Attorneys for Nassar said he was treated unfairly in 2018 and deserved a new hearing, based on remarks by a judge who called him a “monster” who would “wither” in prison like the wicked witch in The Wizard of Oz.
“I just signed your death warrant,” Ingham County Judge Rosemarie Aquilina said of Nassar’s 40-year sentence.
Photo: Reuters
The state Supreme Court said Nassar’s appeal was a “close question,” and that it had “concerns” over the judge’s conduct, but it added that Aquilina, despite her provocative comments, stuck to the sentencing agreement worked out by lawyers in the case.
“We decline to expend additional judicial resources and further subject the victims in this case to additional trauma where the questions at hand present nothing more than an academic exercise,” the court said in a two-page order.

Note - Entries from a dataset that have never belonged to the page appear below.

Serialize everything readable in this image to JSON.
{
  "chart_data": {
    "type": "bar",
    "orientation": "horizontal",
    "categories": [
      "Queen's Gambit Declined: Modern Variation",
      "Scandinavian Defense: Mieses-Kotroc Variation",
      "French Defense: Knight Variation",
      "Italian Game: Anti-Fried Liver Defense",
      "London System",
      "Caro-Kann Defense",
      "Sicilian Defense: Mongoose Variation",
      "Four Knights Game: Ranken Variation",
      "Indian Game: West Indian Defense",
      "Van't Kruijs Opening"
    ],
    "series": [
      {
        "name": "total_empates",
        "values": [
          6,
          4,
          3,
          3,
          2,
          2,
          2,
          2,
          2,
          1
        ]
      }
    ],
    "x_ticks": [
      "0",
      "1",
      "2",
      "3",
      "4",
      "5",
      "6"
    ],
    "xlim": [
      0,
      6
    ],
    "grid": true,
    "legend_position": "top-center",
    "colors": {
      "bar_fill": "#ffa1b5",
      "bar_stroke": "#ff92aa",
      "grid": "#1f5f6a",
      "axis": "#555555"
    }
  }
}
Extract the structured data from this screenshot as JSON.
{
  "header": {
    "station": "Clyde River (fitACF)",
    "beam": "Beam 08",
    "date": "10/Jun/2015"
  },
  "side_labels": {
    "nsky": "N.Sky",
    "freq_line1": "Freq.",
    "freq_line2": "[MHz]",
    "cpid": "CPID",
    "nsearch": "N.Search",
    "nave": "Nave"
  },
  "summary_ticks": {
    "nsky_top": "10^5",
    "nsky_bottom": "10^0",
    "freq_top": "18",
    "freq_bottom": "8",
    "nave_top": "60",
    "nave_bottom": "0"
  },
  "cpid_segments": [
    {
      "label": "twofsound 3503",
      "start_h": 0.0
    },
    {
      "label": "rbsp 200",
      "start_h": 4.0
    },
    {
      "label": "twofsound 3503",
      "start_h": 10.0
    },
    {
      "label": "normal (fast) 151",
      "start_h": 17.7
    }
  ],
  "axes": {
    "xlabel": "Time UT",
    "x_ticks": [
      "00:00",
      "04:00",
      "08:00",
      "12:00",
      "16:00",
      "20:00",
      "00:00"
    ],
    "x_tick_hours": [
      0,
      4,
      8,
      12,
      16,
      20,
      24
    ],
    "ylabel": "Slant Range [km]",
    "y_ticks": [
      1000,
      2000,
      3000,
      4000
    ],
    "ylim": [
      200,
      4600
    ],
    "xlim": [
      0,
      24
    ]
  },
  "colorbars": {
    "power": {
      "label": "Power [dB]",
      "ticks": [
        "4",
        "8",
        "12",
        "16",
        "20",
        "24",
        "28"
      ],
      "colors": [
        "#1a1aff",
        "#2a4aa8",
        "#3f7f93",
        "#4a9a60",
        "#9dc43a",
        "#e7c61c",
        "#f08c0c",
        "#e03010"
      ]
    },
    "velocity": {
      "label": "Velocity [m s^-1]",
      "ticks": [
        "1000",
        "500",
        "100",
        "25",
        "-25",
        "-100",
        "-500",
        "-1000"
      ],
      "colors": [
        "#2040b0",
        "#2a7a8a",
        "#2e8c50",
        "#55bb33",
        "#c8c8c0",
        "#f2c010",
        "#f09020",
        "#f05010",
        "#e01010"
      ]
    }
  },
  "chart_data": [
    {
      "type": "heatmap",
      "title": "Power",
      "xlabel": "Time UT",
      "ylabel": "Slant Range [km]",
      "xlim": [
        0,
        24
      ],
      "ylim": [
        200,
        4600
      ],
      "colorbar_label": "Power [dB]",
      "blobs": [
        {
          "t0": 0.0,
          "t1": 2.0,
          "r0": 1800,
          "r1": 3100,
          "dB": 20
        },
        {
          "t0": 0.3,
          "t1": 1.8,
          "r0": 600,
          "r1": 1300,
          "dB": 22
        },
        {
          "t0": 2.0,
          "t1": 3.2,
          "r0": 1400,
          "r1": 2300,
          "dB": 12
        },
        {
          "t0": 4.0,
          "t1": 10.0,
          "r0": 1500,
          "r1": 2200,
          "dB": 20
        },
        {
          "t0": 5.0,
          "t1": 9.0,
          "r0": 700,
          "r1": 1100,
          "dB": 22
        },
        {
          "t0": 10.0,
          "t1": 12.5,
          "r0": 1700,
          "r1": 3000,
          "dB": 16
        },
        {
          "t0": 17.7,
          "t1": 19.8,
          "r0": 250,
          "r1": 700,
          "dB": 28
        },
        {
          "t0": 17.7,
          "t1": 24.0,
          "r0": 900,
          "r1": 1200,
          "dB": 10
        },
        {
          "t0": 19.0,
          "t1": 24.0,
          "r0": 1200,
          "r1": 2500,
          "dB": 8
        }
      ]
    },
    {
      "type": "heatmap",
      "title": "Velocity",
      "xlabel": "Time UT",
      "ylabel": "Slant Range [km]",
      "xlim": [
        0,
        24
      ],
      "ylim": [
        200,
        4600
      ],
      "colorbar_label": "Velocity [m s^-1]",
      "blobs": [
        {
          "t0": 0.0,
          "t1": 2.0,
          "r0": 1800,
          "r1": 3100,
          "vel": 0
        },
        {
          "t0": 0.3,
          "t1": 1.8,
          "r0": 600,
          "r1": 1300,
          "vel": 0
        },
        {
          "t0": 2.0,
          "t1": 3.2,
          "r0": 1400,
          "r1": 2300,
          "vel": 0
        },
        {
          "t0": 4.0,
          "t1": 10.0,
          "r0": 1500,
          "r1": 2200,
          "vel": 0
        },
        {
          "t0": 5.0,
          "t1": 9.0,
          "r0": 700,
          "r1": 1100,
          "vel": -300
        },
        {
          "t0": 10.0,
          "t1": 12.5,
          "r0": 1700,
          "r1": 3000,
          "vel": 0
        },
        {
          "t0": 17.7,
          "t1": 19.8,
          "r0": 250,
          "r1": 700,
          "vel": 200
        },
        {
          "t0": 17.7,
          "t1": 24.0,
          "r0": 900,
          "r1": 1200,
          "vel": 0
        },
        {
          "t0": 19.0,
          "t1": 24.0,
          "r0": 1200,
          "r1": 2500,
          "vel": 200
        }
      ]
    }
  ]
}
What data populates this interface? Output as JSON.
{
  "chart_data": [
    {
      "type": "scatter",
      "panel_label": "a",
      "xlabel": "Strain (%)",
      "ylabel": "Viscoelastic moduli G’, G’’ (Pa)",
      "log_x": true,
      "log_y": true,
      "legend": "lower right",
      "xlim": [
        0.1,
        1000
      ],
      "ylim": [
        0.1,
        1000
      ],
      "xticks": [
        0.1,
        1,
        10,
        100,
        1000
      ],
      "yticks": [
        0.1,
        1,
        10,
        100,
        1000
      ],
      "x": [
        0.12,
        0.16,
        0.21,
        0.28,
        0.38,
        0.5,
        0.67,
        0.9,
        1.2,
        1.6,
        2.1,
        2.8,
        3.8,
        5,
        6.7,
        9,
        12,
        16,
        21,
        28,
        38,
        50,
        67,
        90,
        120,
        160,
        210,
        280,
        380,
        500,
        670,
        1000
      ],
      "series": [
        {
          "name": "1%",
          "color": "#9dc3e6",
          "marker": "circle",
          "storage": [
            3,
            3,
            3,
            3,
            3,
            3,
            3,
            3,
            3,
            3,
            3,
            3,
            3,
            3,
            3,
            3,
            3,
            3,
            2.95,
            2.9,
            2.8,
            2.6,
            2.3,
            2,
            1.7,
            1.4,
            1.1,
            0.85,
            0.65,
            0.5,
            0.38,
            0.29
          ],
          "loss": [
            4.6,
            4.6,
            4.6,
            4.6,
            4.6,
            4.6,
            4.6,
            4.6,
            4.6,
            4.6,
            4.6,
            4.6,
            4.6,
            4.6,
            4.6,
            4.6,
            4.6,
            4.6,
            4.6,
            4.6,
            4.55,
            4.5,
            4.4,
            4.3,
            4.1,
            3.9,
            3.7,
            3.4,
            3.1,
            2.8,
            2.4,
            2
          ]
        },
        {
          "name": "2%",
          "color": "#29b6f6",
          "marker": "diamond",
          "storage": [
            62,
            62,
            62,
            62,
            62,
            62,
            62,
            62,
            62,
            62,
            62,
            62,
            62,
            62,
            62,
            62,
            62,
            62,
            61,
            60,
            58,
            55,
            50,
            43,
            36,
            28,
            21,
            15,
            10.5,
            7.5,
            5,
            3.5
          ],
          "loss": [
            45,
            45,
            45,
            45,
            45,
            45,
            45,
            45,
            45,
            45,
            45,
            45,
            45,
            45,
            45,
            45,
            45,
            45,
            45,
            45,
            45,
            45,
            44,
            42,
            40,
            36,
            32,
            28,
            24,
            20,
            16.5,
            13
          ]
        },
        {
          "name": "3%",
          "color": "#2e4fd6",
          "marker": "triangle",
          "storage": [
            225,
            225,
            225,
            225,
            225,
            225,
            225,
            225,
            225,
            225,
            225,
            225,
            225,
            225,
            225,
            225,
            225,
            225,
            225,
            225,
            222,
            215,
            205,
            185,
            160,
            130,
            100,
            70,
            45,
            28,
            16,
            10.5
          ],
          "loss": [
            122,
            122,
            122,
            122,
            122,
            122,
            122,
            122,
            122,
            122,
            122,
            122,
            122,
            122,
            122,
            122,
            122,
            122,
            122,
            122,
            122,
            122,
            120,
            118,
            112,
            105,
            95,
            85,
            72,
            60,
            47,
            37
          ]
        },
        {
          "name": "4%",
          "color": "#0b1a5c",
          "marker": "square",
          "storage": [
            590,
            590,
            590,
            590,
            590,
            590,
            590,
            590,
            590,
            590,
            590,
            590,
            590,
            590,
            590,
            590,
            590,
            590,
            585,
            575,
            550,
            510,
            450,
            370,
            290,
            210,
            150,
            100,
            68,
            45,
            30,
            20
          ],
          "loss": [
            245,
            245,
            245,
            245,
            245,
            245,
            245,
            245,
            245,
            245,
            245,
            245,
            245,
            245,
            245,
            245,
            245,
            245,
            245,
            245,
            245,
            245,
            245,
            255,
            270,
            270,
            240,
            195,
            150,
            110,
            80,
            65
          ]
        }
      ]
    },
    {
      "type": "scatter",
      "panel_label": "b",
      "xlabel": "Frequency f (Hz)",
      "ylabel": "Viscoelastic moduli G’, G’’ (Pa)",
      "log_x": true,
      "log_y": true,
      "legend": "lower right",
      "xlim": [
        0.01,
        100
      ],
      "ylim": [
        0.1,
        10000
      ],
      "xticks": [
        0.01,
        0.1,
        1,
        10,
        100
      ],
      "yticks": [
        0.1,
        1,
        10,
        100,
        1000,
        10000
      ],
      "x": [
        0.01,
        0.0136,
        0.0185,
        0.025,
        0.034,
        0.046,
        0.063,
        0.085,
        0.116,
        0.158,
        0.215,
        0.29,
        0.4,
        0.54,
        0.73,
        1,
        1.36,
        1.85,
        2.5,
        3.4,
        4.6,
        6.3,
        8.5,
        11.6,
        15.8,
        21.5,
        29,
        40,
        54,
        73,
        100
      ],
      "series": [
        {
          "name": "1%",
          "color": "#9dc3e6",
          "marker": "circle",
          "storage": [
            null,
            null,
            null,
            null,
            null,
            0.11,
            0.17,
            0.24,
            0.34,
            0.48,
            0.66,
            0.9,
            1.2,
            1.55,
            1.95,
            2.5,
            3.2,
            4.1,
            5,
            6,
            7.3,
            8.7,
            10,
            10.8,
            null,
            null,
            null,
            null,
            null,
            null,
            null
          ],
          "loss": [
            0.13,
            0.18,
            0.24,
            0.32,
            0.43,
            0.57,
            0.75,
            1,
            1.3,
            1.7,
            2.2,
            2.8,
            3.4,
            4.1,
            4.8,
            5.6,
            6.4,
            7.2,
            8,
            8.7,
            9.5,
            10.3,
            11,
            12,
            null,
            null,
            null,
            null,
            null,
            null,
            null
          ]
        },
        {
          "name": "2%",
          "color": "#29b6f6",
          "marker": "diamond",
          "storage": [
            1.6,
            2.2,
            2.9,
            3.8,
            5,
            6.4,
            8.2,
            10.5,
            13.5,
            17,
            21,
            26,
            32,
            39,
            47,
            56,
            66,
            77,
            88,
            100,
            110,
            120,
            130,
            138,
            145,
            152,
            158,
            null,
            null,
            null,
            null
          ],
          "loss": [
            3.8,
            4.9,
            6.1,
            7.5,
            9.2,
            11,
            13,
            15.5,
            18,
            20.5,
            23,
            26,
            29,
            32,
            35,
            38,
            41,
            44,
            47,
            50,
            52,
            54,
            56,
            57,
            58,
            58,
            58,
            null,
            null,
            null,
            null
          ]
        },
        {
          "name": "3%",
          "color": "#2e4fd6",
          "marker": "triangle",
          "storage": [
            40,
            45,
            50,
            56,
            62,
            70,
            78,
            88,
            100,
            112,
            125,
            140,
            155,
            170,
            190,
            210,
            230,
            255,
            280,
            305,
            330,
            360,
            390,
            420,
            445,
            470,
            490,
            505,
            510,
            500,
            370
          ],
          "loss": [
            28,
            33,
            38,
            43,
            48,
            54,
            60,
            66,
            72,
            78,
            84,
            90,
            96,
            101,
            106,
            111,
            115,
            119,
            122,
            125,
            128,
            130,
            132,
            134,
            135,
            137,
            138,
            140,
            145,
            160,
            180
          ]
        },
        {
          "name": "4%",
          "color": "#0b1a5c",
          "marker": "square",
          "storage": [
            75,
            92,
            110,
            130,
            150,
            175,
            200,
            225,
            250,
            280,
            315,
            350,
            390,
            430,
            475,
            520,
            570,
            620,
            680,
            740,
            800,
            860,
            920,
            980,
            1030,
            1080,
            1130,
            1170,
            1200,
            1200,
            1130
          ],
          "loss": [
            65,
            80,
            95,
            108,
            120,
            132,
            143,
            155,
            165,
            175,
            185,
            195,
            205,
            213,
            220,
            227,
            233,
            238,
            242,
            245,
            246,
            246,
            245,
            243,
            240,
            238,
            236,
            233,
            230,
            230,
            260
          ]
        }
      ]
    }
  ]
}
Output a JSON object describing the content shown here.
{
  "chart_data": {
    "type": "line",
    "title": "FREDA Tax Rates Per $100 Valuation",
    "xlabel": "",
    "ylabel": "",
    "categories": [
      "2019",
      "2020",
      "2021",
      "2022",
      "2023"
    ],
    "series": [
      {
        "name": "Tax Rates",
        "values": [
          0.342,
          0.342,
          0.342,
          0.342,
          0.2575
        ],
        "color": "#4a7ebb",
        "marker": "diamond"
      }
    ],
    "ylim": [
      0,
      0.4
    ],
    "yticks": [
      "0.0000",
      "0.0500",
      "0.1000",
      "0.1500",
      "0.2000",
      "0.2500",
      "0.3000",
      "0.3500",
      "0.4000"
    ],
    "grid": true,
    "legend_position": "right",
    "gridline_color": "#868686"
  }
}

More than 150 victims spoke or submitted statements during an extraordinary seven-day hearing more than four years ago.
“It’s over... Almost six years after I filed the police report, it’s finally over,” Rachael Denhollander, the first woman to publicly accuse Nassar, wrote on Twitter on Friday.
Nassar pleaded guilty to sexually assaulting gymnasts and other athletes with his hands under the guise of medical treatment for hip and leg injuries. He worked at Michigan State University and at Indianapolis-based USA Gymnastics, traveling the world with the elites of the sport.
“Our Constitution does not allow for cruel and unusual punishment,” Aquilina told Nassar at his sentencing. “If it did, I have to say I might allow what he did to all of these beautiful souls, these young women in their childhood — I would allow someone or many people to do to him what he did to others.”
Nassar subsequently received another 40-year sentence in a separate case in a neighboring county.
He is in federal prison for child pornography crimes in a different case that grew out of the same investigation. The sentences effectively mean Nassar, 58, will spend the rest of his life behind bars.
The Nassar case turned Aquilina into a celebrity. She appeared at the 2018 ESPY awards in Los Angeles, where his victims were honored.
The judge said that she trademarked her name after it started appearing on T-shirts, including one worn by actress Natalie Portman on Saturday Night Live.